Versos
Situação um:
........Na biblioteca, enquanto nada faço, uma criança irrompe, trigueira, à frente de sua mãe e corre à estante dos gibis. A criança, como entendo, deve ter uns 14 ou quinze anos. Criança, sem embargo. A mãe escolhe os livros enquanto a criança, um menino, folheia os gibis da dentuça Mônica e do Caipira Chico Bento, estes gibis cujas últimas tiras, de três quadrinhos apenas, eu adoro ler. A criança não lê nenhuma historinha completa, antecipa a história numa criação mais própria do que alheia apenas incitada pelas expressões bem desenhadas dos quadrinhos e um ou dois diálogos dos seus qualificados roteiristas. Parece muito divertir-se. Nisto a mãe vinha e ia, às estantes de literatura de língua inglesa, numa feição seriíssima e de cuja face pendia, na ponta do nariz, sem fazer filtro aos olhos, os óculos de grau, conferindo-lhe um ar tão de sapiência quanto de arrogância. A mãe escolheu os livros, eram dois, e veio a mim:
- Vou levar estes dois – virou-se para a criança dos gibis e disse – e tu, ô guri, não tem mais idade de ler gibi, tem é que pegar coisa boa, vai ler literatura, vai estimular este teu célebro, depois não entende nada de nada da vida, como teu pai; ler desenvolve. – Disse ela, desenvolta.
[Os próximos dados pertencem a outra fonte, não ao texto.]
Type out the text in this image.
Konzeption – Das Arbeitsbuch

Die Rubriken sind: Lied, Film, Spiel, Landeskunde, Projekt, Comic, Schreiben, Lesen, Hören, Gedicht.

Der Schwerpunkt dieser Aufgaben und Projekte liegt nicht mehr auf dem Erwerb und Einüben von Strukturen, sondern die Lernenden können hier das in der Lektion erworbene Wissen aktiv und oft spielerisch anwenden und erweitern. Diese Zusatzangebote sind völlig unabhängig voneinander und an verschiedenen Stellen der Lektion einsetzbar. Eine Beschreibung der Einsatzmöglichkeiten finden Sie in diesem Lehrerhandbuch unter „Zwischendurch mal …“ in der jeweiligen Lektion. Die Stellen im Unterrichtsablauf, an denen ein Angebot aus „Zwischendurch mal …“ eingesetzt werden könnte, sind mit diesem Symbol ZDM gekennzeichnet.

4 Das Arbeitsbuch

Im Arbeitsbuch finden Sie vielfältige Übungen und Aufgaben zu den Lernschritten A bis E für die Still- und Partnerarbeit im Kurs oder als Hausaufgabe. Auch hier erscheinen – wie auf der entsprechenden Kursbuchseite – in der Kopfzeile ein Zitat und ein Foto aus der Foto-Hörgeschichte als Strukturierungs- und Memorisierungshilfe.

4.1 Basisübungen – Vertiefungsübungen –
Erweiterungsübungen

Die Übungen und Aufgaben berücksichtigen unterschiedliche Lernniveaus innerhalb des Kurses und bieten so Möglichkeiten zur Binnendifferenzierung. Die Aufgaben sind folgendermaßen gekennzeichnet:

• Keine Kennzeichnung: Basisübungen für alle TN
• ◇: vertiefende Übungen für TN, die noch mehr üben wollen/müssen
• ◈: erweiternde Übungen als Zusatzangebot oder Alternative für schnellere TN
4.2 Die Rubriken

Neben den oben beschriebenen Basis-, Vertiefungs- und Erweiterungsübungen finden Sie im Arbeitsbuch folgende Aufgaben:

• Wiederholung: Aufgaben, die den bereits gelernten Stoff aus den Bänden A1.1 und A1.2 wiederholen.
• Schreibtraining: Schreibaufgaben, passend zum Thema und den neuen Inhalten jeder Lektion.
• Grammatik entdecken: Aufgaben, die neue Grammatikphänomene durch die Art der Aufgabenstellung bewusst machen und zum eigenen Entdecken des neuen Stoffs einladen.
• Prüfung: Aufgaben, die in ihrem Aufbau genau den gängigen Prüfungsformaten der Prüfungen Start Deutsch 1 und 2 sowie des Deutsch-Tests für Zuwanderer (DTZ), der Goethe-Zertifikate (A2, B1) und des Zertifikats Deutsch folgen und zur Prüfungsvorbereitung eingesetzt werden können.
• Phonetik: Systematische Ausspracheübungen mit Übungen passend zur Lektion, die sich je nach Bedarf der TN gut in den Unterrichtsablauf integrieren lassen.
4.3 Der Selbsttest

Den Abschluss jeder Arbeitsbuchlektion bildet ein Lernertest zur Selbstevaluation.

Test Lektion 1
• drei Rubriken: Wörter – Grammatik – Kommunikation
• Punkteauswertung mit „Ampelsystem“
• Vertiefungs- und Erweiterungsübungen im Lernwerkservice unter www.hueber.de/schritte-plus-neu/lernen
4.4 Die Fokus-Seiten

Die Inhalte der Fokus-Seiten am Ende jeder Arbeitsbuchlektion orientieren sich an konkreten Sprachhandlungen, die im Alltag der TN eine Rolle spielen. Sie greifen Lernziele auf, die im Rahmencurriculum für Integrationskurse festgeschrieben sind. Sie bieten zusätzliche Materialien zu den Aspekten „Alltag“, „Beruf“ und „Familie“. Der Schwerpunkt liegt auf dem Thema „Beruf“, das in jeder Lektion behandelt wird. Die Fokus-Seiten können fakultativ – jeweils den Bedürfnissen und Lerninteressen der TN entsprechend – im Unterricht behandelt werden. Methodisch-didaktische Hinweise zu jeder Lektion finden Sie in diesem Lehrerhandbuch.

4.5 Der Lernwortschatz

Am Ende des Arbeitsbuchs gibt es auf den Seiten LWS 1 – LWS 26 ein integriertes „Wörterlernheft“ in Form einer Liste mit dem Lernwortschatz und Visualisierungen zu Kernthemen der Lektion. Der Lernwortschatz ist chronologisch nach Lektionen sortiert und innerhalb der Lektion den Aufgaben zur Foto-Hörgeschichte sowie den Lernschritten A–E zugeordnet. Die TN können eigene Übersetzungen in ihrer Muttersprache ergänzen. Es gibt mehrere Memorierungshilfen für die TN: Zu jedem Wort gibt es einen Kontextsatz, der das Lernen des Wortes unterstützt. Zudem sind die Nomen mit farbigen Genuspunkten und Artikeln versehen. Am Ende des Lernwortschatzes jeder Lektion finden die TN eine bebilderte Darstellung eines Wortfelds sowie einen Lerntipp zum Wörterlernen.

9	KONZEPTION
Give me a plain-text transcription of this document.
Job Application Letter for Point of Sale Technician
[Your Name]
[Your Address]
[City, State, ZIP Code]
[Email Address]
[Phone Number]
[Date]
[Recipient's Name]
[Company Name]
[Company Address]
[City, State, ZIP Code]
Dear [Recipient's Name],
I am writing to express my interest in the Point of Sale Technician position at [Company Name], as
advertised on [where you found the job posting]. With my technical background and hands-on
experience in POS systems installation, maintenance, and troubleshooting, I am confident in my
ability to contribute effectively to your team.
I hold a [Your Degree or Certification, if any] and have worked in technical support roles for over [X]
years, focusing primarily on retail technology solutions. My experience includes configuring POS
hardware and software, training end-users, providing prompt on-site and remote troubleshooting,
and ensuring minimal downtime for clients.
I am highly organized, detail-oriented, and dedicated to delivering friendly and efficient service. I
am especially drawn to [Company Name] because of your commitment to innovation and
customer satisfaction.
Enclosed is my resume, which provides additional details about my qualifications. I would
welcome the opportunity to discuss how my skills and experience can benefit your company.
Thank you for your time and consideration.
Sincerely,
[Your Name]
Com a reprimenda o guri veio também, gibis em mãos e dizendo:
- Quero levar, mãe. – A mãe fez cara de desaprovação, contrariada empurra com os olhos os dois gibis do guri.
- Leva isso também, disse.
Junto então aos dois livros da mãe, A Bruxa de Porto Belo – do celebrado autor Paulo Coelho -, e Preces Atendidas – da consagrada escritora estadunidense Daniele Steel-, eu passo para o sistema os dois gibis, da Mônica e do Chico Bento.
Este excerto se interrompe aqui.